When baking, I often prepare several at once. After cooling, cover and store at room temperature overnight or in the fridge for 4-5 days. I like to gently reheat before eating.
- 1 packet (1/2 cup/50 grams) instant oatmeal (I used Maple Multigrain Muffin Instant Oatmeal by Bakery on Main)
- 1 egg
- 1/4 cup mashed, very ripe banana or pumpkin puree
- 2 teaspoons pure maple syrup or honey (see notes)
- Optional add-ins: 1 tablespoon sunflower seeds,chopped nuts of choice, or raisins
- Optional toppings: Maple syrup or sweetener of choice; milk; peanut or almond butter and sliced banana and/or raisins; additional fruit and/or nuts of choice
- In a medium bowl, mash the banana (if using) with a fork or add the pumpkin. Whisk in the egg, the maple syrup or honey, and then stir in the oats until thoroughly combined.
- Transfer the mixture to a greased, microwave or oven-safe ramekin or bowl, and smooth the top with the back of a spoon or spatula. (I have used 8- and 16-ounce dishes as well as mini loaf pans; note cooking time variation below.)
- Bake in an oven preheated to 350 degrees F for approximately 15 minutes for a 2-cup ramekin or mini loaf pan, or 18 minutes for a 1-cup ramekin. (If you happen to stir in fresh or frozen fruit, the added moisture will necessitate an extra minute or two of bake time. If you do this, I recommend no more than 1/4-1/3 cup of fruit. Too much moisture will create a mushy end result.)

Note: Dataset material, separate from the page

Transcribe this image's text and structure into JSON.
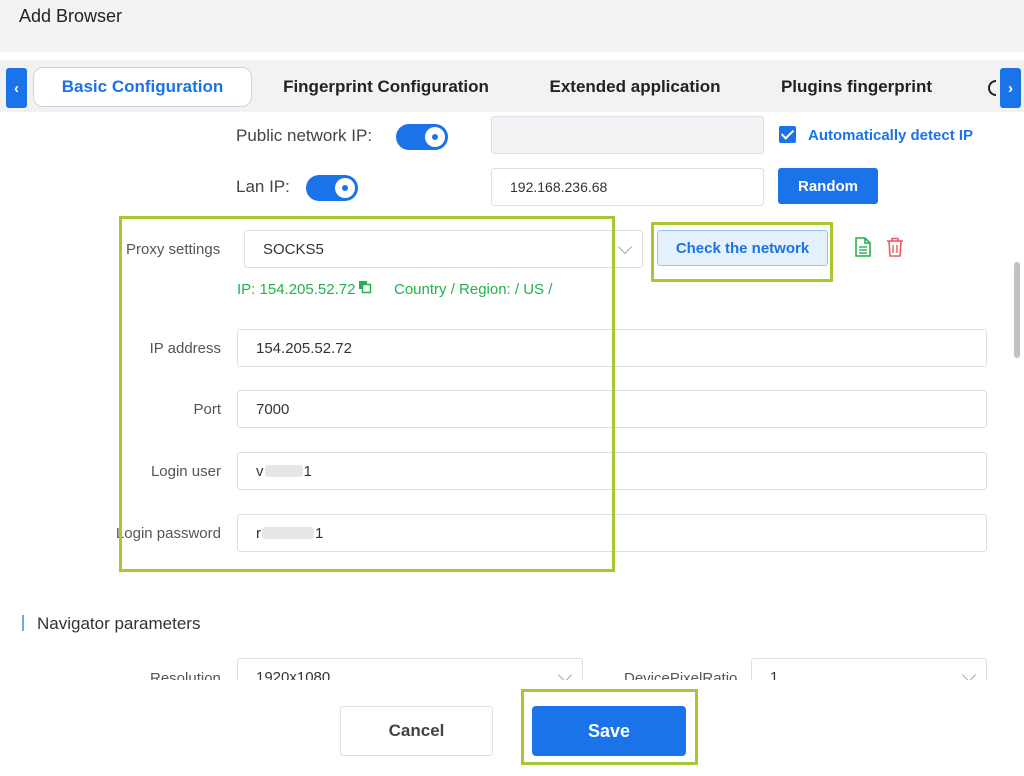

- Conversely, microwave for 1 minute 45 seconds to 2 1/2 minutes, or until the top of the oatmeal is slightly firm to the touch. (If microwaved too long, the oatmeal will become tough. Check on the early side until you know how long this takes in your microwave, extending the time if your microwave tends to cook more slowly.)
- Top as desired and enjoy a speedy, whole-grain, protein-rich breakfast!
If you wish to drizzle syrup over these, you may omit the sweetener altogether prior to baking. Conversely, if you wish to eat the baked oatmeal plain, you may prefer to increase the amount of maple syrup or honey to 1 tablespoon. After making these once, you can easily adjust the sweetness to the amount that is perfect for you, or use other flavor varieties–or plain quick oats–as desired.